As the director of publicity and marketing at Payday Records in the early 1990s, Vikki Tobak worked with acts like Jay-Z and Gang Starr as they were beginning their careers. “There was this inflection point where hip-hop started to realize its power,” Tobak says. “[Artists] realized that images — what they wore, how they looked — worked together with the music.”
Her 2018 book, Contact High, documents that era through contact sheets with never-before-seen outtakes from some of hip-hop’s most iconic photo shoots. Originally shot for use on album covers or in magazines, but lost until now, the photographs in >Contact High tell hidden stories of artists on the verge of becoming superstars and rap legends at their peaks. For Tobak, the project was a way of treating hip-hop’s past with the same dignity she saw in the photo archives at CNN, where she later worked as a producer.
“They’re like a diary,” Tobak says of the images, many of which are also on display through August 18th at the Annenberg Space for Photography in L.A. “A lot of photographers never intended for these to be for public consumption.”
One of the most important photographers in the book is Janette Beckman, who shot Run-DMC in 1984, Salt-N-Pepa in 1987 and A Tribe Called Quest in 1990, among many others. Beckman came to New York City in 1983 from the U.K., where she had documented the punk and ska scenes; she says her accent helped disarm the rappers who would become her subjects.
“It was actually great for me being a British person, to shoot some band like the Ultramagnetic MCs in the Bronx, because I was probably the first British person that they met,” Beckman says. “‘Cause people didn’t really travel back in the day. They’d go, ‘You ain’t from here,’ and I’d go, ‘No, I’m from England.’ And then we’d start a conversation and it would be really useful.”

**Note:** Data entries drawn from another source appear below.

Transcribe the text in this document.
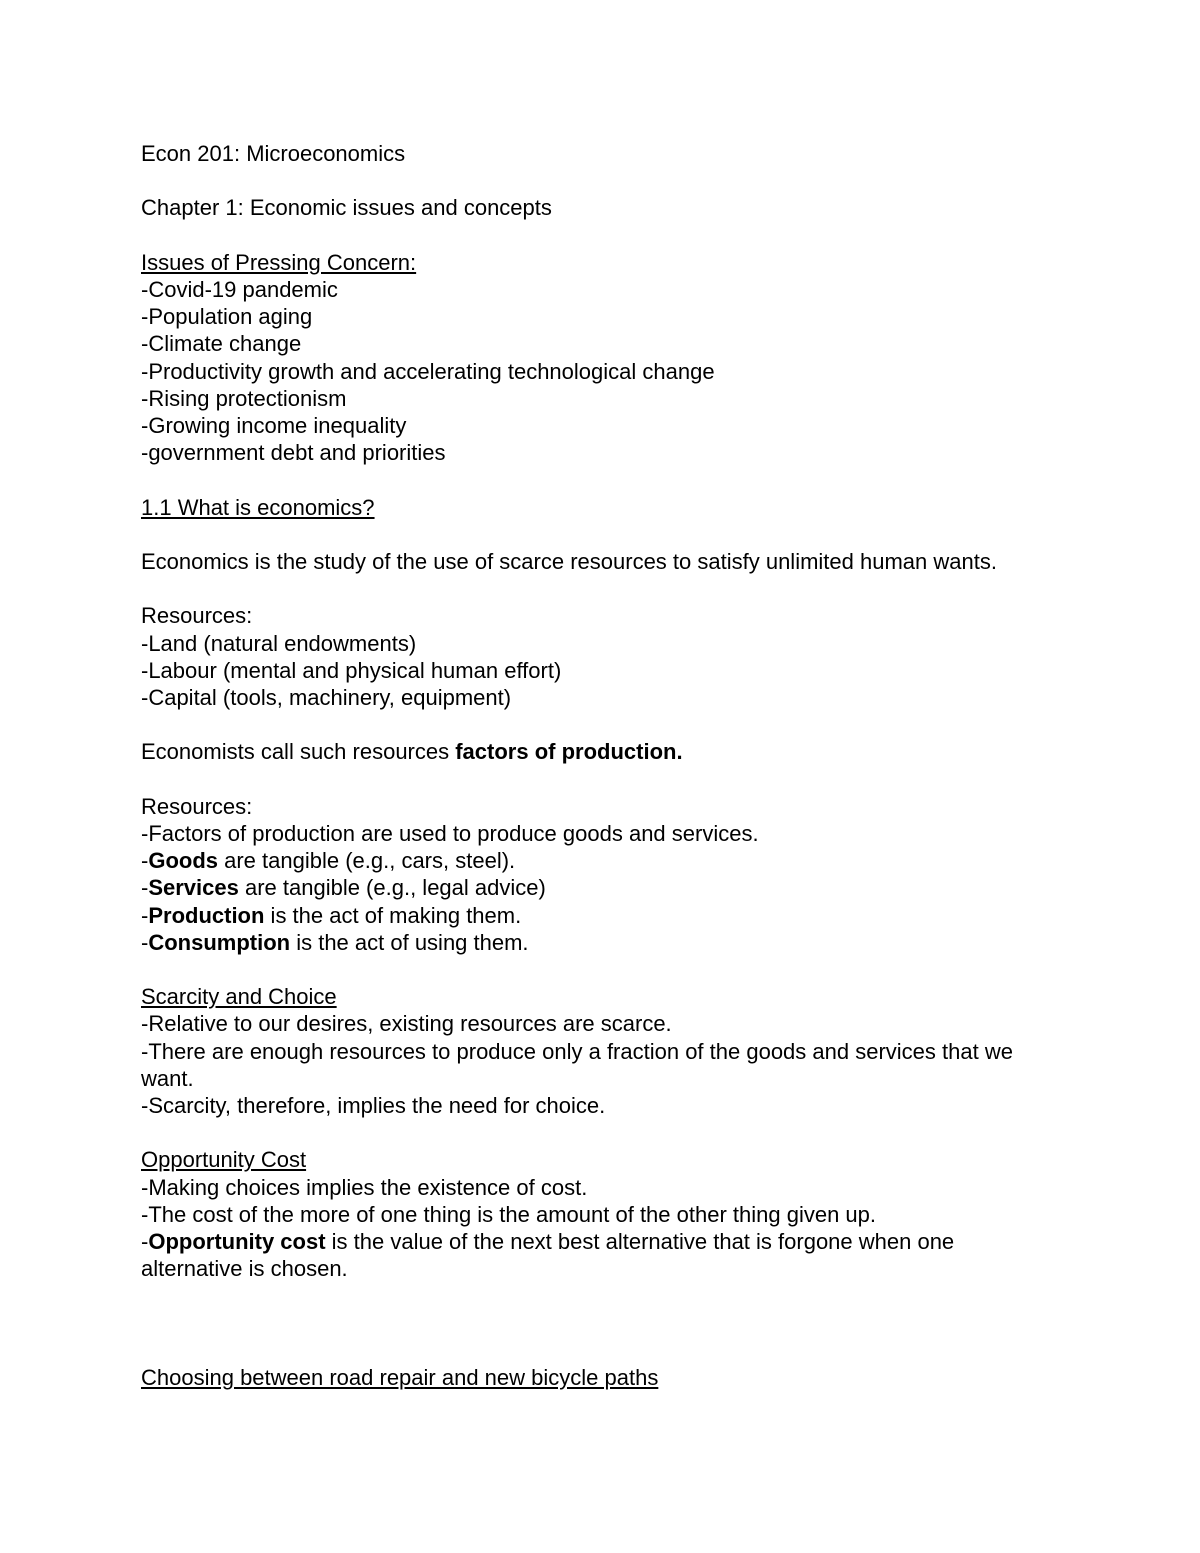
Econ 201: Microeconomics

Chapter 1: Economic issues and concepts

Issues of Pressing Concern:

-Covid-19 pandemic

-Population aging

-Climate change

-Productivity growth and accelerating technological change

-Rising protectionism

-Growing income inequality

-government debt and priorities

1.1 What is economics?

Economics is the study of the use of scarce resources to satisfy unlimited human wants.

Resources:

-Land (natural endowments)

-Labour (mental and physical human effort)

-Capital (tools, machinery, equipment)

Economists call such resources factors of production.

Resources:

-Factors of production are used to produce goods and services.

-Goods are tangible (e.g., cars, steel).

-Services are tangible (e.g., legal advice)

-Production is the act of making them.

-Consumption is the act of using them.

Scarcity and Choice

-Relative to our desires, existing resources are scarce.

-There are enough resources to produce only a fraction of the goods and services that we want.

-Scarcity, therefore, implies the need for choice.

Opportunity Cost

-Making choices implies the existence of cost.

-The cost of the more of one thing is the amount of the other thing given up.

-Opportunity cost is the value of the next best alternative that is forgone when one alternative is chosen.

Choosing between road repair and new bicycle paths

Later on, in 2003, Beckman recalls André 3000 and Big Boi playing her a then-new Outkast single during a photoshoot to see if she liked it. “I didn’t know it was ‘Hey Ya,’ but they kept playing this song, and it was hypnotic,” Beckman says. “I was like, ‘What’s this song? It’s going to be a huge hit.’”
Perhaps the most iconic photo shoot featured in Contact High is Barron Claiborne’s “King of New York,” taken three days before the Notorious B.I.G.’s murder in 1997. In the well-known version, the scarlet backdrop intensifies Biggie’s steely glare and the flash of the crown on his head. In the version in Tobak’s book, the rapper is flashing a charming grin instead. “I knew nobody would even notice that it was a plastic novelty crown — and they don’t, because no one ever asked me about it,” Claiborne says. “People look at him and they think of a king. He had the crown already. I just put a plastic one on his head.”
The Annenberg Space show features photos and contact sheets that made the book along with others that didn’t. The exhibit is divided into themes, ending with an area titled “This Is America.” “It’s a lot of the photos from the book that speak to hip-hop’s dominance in mainstream culture now,” Tobak says. “And how it touches every part of the culture — from style to everything.”